Well, it's the night before life begins again, my ALI life that is, and I'm curled up in my bed with the heater blasting and a stick of incense releasing its heady musk throughout my room. I will confess, since the safari, I have been fairly laconic, sleeping in, taking walks, catching up with friends, reading books, attempting to cook, hosting and attending parties, and both dreading and yearning for ALI. Life does need structure to make it fulfilling, so classes should be good. And, I did a very stupid, foolish, inane thing, I transferred myself into advanced Arabic, not the highest level, but one step higher than the one in which the administrators placed me. However, three of my classmates from last semester were in the advanced course, and no one I knew was in the other class, so I trotted upstairs to the ALI office and spoke with the director. At first, and Frances can attest, I attempted to move down a level, but that was not possible, so I urged her to move me up, which she only slightly begrudingly did.

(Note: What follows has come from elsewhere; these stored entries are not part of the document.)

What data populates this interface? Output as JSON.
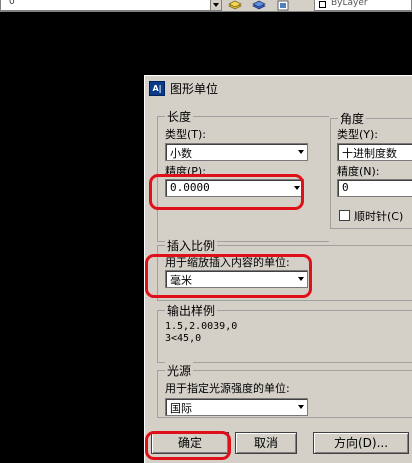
{
  "toolbar": {
    "left_value": "0",
    "layer_value": "ByLayer"
  },
  "dialog": {
    "title": "图形单位",
    "title_icon": "A|",
    "length": {
      "group_label": "长度",
      "type_label": "类型(T):",
      "type_value": "小数",
      "precision_label": "精度(P):",
      "precision_value": "0.0000"
    },
    "angle": {
      "group_label": "角度",
      "type_label": "类型(Y):",
      "type_value": "十进制度数",
      "precision_label": "精度(N):",
      "precision_value": "0",
      "clockwise_label": "顺时针(C)",
      "clockwise_checked": false
    },
    "insert_scale": {
      "group_label": "插入比例",
      "units_label": "用于缩放插入内容的单位:",
      "units_value": "毫米"
    },
    "sample": {
      "group_label": "输出样例",
      "line1": "1.5,2.0039,0",
      "line2": "3<45,0"
    },
    "lighting": {
      "group_label": "光源",
      "units_label": "用于指定光源强度的单位:",
      "units_value": "国际"
    },
    "buttons": {
      "ok": "确定",
      "cancel": "取消",
      "direction": "方向(D)..."
    }
  },
  "colors": {
    "annotation_red": "#e0101a",
    "dialog_bg": "#d4d0c8"
  }
}
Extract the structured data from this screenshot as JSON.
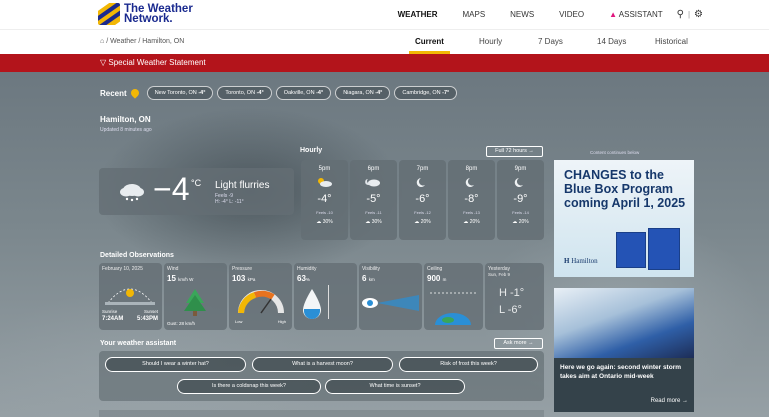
{
  "header": {
    "logo_line1": "The Weather",
    "logo_line2": "Network.",
    "nav": [
      "WEATHER",
      "MAPS",
      "NEWS",
      "VIDEO"
    ],
    "assistant": "ASSISTANT",
    "divider": "|"
  },
  "breadcrumb": "/ Weather / Hamilton, ON",
  "tabs": [
    "Current",
    "Hourly",
    "7 Days",
    "14 Days",
    "Historical"
  ],
  "alert": "Special Weather Statement",
  "recent": {
    "label": "Recent",
    "chips": [
      {
        "name": "New Toronto, ON",
        "temp": "-4°"
      },
      {
        "name": "Toronto, ON",
        "temp": "-4°"
      },
      {
        "name": "Oakville, ON",
        "temp": "-4°"
      },
      {
        "name": "Niagara, ON",
        "temp": "-4°"
      },
      {
        "name": "Cambridge, ON",
        "temp": "-7°"
      }
    ]
  },
  "location": {
    "city": "Hamilton, ON",
    "updated": "Updated 8 minutes ago"
  },
  "current": {
    "temp": "−4",
    "unit": "°C",
    "condition": "Light flurries",
    "feels": "Feels -9",
    "hilo": "H: -4°  L: -11°"
  },
  "hourly": {
    "title": "Hourly",
    "full_label": "Full 72 hours →",
    "hours": [
      {
        "time": "5pm",
        "temp": "-4°",
        "feels": "Feels -10",
        "pop": "30%"
      },
      {
        "time": "6pm",
        "temp": "-5°",
        "feels": "Feels -11",
        "pop": "30%"
      },
      {
        "time": "7pm",
        "temp": "-6°",
        "feels": "Feels -12",
        "pop": "20%"
      },
      {
        "time": "8pm",
        "temp": "-8°",
        "feels": "Feels -13",
        "pop": "20%"
      },
      {
        "time": "9pm",
        "temp": "-9°",
        "feels": "Feels -14",
        "pop": "20%"
      }
    ]
  },
  "ad": {
    "note": "Content continues below",
    "headline": "CHANGES to the Blue Box Program coming April 1, 2025",
    "brand": "Hamilton"
  },
  "news": {
    "headline": "Here we go again: second winter storm takes aim at Ontario mid-week",
    "read_more": "Read more →"
  },
  "observations": {
    "title": "Detailed Observations",
    "date": "February 10, 2025",
    "sunrise_label": "Sunrise",
    "sunset_label": "Sunset",
    "sunrise": "7:24AM",
    "sunset": "5:43PM",
    "wind_label": "Wind",
    "wind": "15",
    "wind_unit": "km/h W",
    "gust": "Gust: 28 km/h",
    "pressure_label": "Pressure",
    "pressure": "103",
    "pressure_unit": "kPa",
    "pressure_low": "Low",
    "pressure_high": "High",
    "humidity_label": "Humidity",
    "humidity": "63",
    "humidity_unit": "%",
    "visibility_label": "Visibility",
    "visibility": "6",
    "visibility_unit": "km",
    "ceiling_label": "Ceiling",
    "ceiling": "900",
    "ceiling_unit": "m",
    "yesterday_label": "Yesterday",
    "yesterday_date": "Sun, Feb 9",
    "yesterday_high": "H -1°",
    "yesterday_low": "L -6°"
  },
  "assistant": {
    "title": "Your weather assistant",
    "ask_more": "Ask more →",
    "questions": [
      "Should I wear a winter hat?",
      "What is a harvest moon?",
      "Risk of frost this week?",
      "Is there a coldsnap this week?",
      "What time is sunset?"
    ]
  },
  "colors": {
    "accent": "#f2b705",
    "alert": "#b3141b",
    "brand": "#1a2a8f"
  }
}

So what exactly (Bazupt in amia) have I been up to? Mother left the day after her flight got in, but not before we managed one last trip to the Khan (love that place!) for those desperate last minute gifts purchased because you never know how long it will be before you return, including more cheesy pharonic souvenirs, alabaster, and jewelry. We packed her, allowed her to sleep at bit while I admired my pictures shivering on the living room couch, and took a cab to the airport at 5 a.m. I had summoned one of the beautiful yellow cabs to deliver us, which it did, and we said a hasty good-bye before I returned to Zamalek, owing only 60 LE for the entire trip. As I slumbered, little did I know I guarded her plane tickets in my room, which caused a few problems once she reached Paris (somehow the Egypt officials let her board without a ticket), but she eventually arrived home safely and I finally rested. Over the next few days, I caught up with some friends I had not seen in about a month, including my Dahab buddies, particularly Lesley's new flatmate, a beautiful white kitty that reminds me startlingly in her mannerisms and aloofness of the cheetah from Nairobi. Frances' parents were enjoying their final days in Egypt, so I tagged along on several of their tours, including a Khan trip (Frances, her mom, and I all bought matching shirts ;-) and a last dinner at Taboulah's. Wandering through the Khan, we turned down a somewhat familiar alley, and I noticed an all too-familiar store on the corner of the path, that cursed bellydancing store. I whispered, to fend off the evil spirits lurking in the leaden air, to Frances' dad that that store was where I had been robbed, and he took pictures of it for me so I can someday show my grandkids where grandma stupidly almost ruined her life. You see, I would have taken a picture, but my camera rarely follows me anywhere unless I know the destination is photogenic.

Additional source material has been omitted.